Local Contexts: Supporting Indigenous Rights and Interests in Data and Collections
DATE: Tuesday, May 10, 2022
TIME: 3:00 p.m. (EST)
LOCATION: Zoom, register for link
Every Indigenous community has cultural and biological knowledge within educational systems, archives, libraries, and museums that they do not own, do not control, and cannot govern circulation over. Significant information about that knowledge, including individual and community names and proper provenance information, is absent. Issues of responsibility, ownership, as well as incomplete or significant mistakes in the metadata extend to every other knowledge asset or digital record building upon this information. Increasing digitization continues to disregard Indigenous rights affecting cultural memory; the accuracy of historical narratives; present day Indigenous culture, health, and well-being; and is also a critical matter pertaining to Indigenous knowledge and data sovereignty.

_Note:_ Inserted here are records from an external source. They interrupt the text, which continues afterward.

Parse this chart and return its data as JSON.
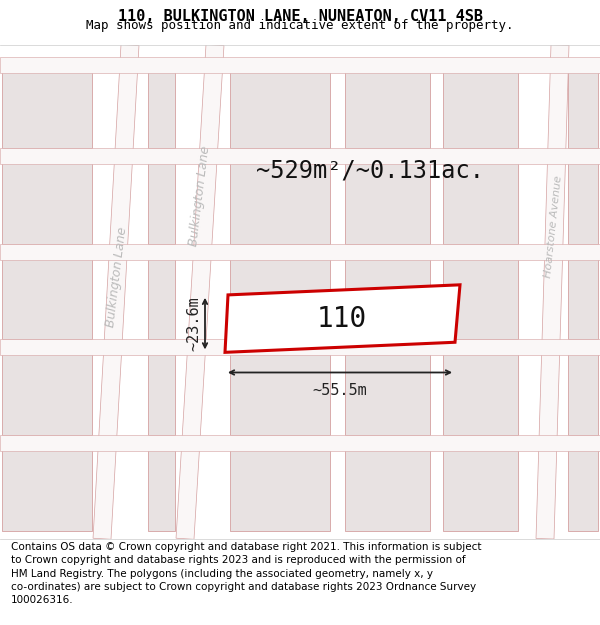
{
  "title": "110, BULKINGTON LANE, NUNEATON, CV11 4SB",
  "subtitle": "Map shows position and indicative extent of the property.",
  "footer": "Contains OS data © Crown copyright and database right 2021. This information is subject\nto Crown copyright and database rights 2023 and is reproduced with the permission of\nHM Land Registry. The polygons (including the associated geometry, namely x, y\nco-ordinates) are subject to Crown copyright and database rights 2023 Ordnance Survey\n100026316.",
  "bg_color": "#f2eded",
  "block_color": "#e8e2e2",
  "block_edge": "#d4a0a0",
  "road_color": "#faf7f7",
  "road_edge": "#d4a0a0",
  "highlight_color": "#cc0000",
  "highlight_fill": "#ffffff",
  "dim_color": "#222222",
  "area_text": "~529m²/~0.131ac.",
  "label_110": "110",
  "dim_width": "~55.5m",
  "dim_height": "~23.6m",
  "title_fontsize": 11,
  "subtitle_fontsize": 9,
  "footer_fontsize": 7.5,
  "area_fontsize": 17,
  "label_fontsize": 20,
  "dim_fontsize": 11,
  "road_label_fontsize": 9
}
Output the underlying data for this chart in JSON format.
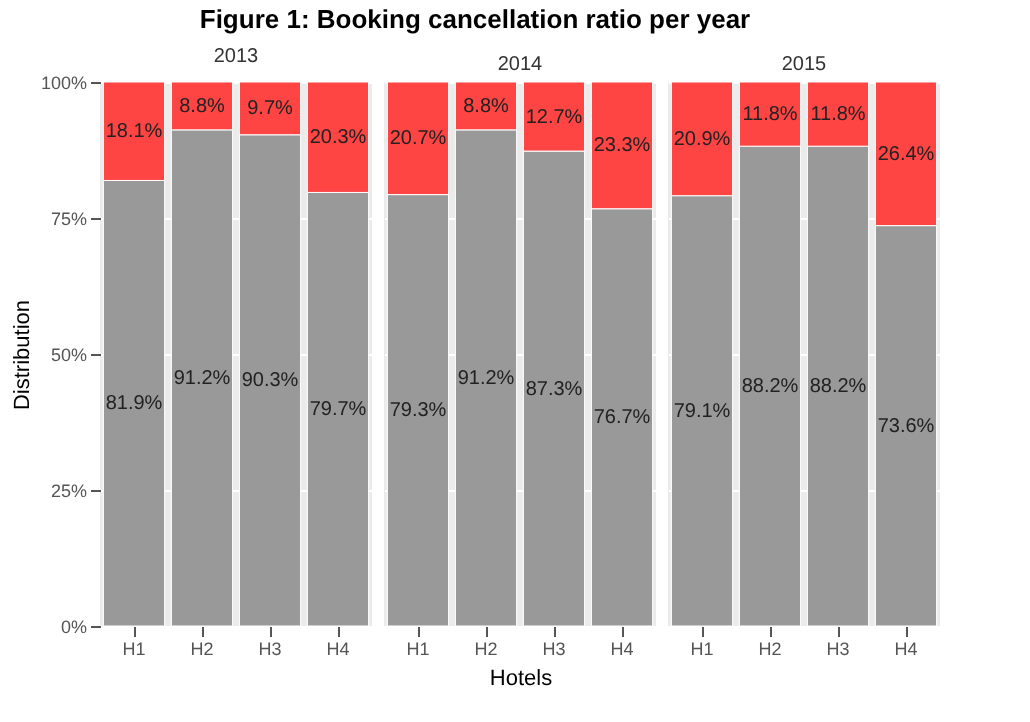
{
  "chart_data": [
    {
      "type": "bar",
      "title": "Figure 1: Booking cancellation ratio per year",
      "subtitle": "2013",
      "ylabel": "Distribution",
      "categories": [
        "H1",
        "H2",
        "H3",
        "H4"
      ],
      "stacked": true,
      "grid": true,
      "ylim": [
        0,
        100
      ],
      "yticks": [
        {
          "value": 0,
          "label": "0%"
        },
        {
          "value": 25,
          "label": "25%"
        },
        {
          "value": 50,
          "label": "50%"
        },
        {
          "value": 75,
          "label": "75%"
        },
        {
          "value": 100,
          "label": "100%"
        }
      ],
      "series": [
        {
          "color": "#999999",
          "values": [
            81.9,
            91.2,
            90.3,
            79.7
          ],
          "value_labels": [
            "81.9%",
            "91.2%",
            "90.3%",
            "79.7%"
          ]
        },
        {
          "color": "#ff4444",
          "values": [
            18.1,
            8.8,
            9.7,
            20.3
          ],
          "value_labels": [
            "18.1%",
            "8.8%",
            "9.7%",
            "20.3%"
          ]
        }
      ]
    },
    {
      "type": "bar",
      "subtitle": "2014",
      "xlabel": "Hotels",
      "categories": [
        "H1",
        "H2",
        "H3",
        "H4"
      ],
      "stacked": true,
      "grid": true,
      "tick_labels": "x",
      "ylim": [
        0,
        100
      ],
      "yticks": [
        0,
        25,
        50,
        75,
        100
      ],
      "series": [
        {
          "color": "#999999",
          "values": [
            79.3,
            91.2,
            87.3,
            76.7
          ],
          "value_labels": [
            "79.3%",
            "91.2%",
            "87.3%",
            "76.7%"
          ]
        },
        {
          "color": "#ff4444",
          "values": [
            20.7,
            8.8,
            12.7,
            23.3
          ],
          "value_labels": [
            "20.7%",
            "8.8%",
            "12.7%",
            "23.3%"
          ]
        }
      ]
    },
    {
      "type": "bar",
      "subtitle": "2015",
      "categories": [
        "H1",
        "H2",
        "H3",
        "H4"
      ],
      "stacked": true,
      "grid": true,
      "tick_labels": "x",
      "ylim": [
        0,
        100
      ],
      "yticks": [
        0,
        25,
        50,
        75,
        100
      ],
      "series": [
        {
          "color": "#999999",
          "values": [
            79.1,
            88.2,
            88.2,
            73.6
          ],
          "value_labels": [
            "79.1%",
            "88.2%",
            "88.2%",
            "73.6%"
          ]
        },
        {
          "color": "#ff4444",
          "values": [
            20.9,
            11.8,
            11.8,
            26.4
          ],
          "value_labels": [
            "20.9%",
            "11.8%",
            "11.8%",
            "26.4%"
          ]
        }
      ]
    }
  ]
}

Local Contexts offers a robust decolonial information system of labeling as digital markers to intervene in the structural colonial legacy of Indigenous erasure. The Traditional Knowledge (TK) and Biocultural (BC) Labels and Notices work to enhance and legitimize locally based decision-making and Indigenous governance frameworks for determining ownership, access, and culturally appropriate conditions for sharing historical, contemporary, and future collections of cultural heritage and Indigenous data.
This presentation will give an introduction to the Local Contexts initiative and demonstration of the newly launched Local Contexts Hub. The Local Contexts team will explore the Traditional Knowledge and Biocultural Labels and Notices and the practical implications for Indigenous communities, researchers, and institutions.
Speaker Bios
Dr. Janette Hamilton-Pearce
Janette is from the Te Whānau Ā Āpanui iwi in Aotearoa New Zealand. She is the Local Contexts Programme Lead recognizing the inherent sovereignty that Indigenous communities have over knowledge and data that comes from our lands, territories, airspace and waters. She has a Ph.D. and over 21 years background as an academic in information systems for Indigenous communities. Janette works for Te Kotahi Research Institute at the University of Waikato on the homelands of the Tainui iwi. She specializes in supporting Indigenous communities in managing intellectual and cultural property rights and data within information systems.
Felicia Garcia
Felicia Garcia, a member of the Santa Ynez Band of Chumash Indians (Samala Chumash), is the Local Contexts Community Outreach Manager. In her role, she supports Indigenous communities' use of the Traditional Knowledge and Biocultural Labels as well as access to the newly launched Local Contexts Hub. Felicia earned her BA in Psychology at Willamette University and her MA in Museum Studies at New York University. Her master’s thesis focused on the need for Indigenous land acknowledgements in United States museums and led to the development of a guide to land acknowledgements for cultural institutions (http://landacknowledgements.org/). Felicia strives to use her position as a museum professional to carve out space for Indigenous people to tell their own stories so that our communities both see themselves in these spaces and feel seen.
Corrie Roe
Corrie is the Local Contexts Institution Outreach Manager. In her role, she supports staff at collecting and research institutions who are interested in applying Traditional Knowledge and Biocultural Notices, joining the newly launched Local Contexts Hub, and engaging with Indigenous communities about the appropriate use of the TK & BC Labels. She earned a BA in Anthropology from the University of Vermont (2014) and a MA in Museum Studies from New York University (2018). Her roles in cultural and arts institutions in Lenapehoking (New York) have involved project management, community building and support, and collection and exhibition research and management.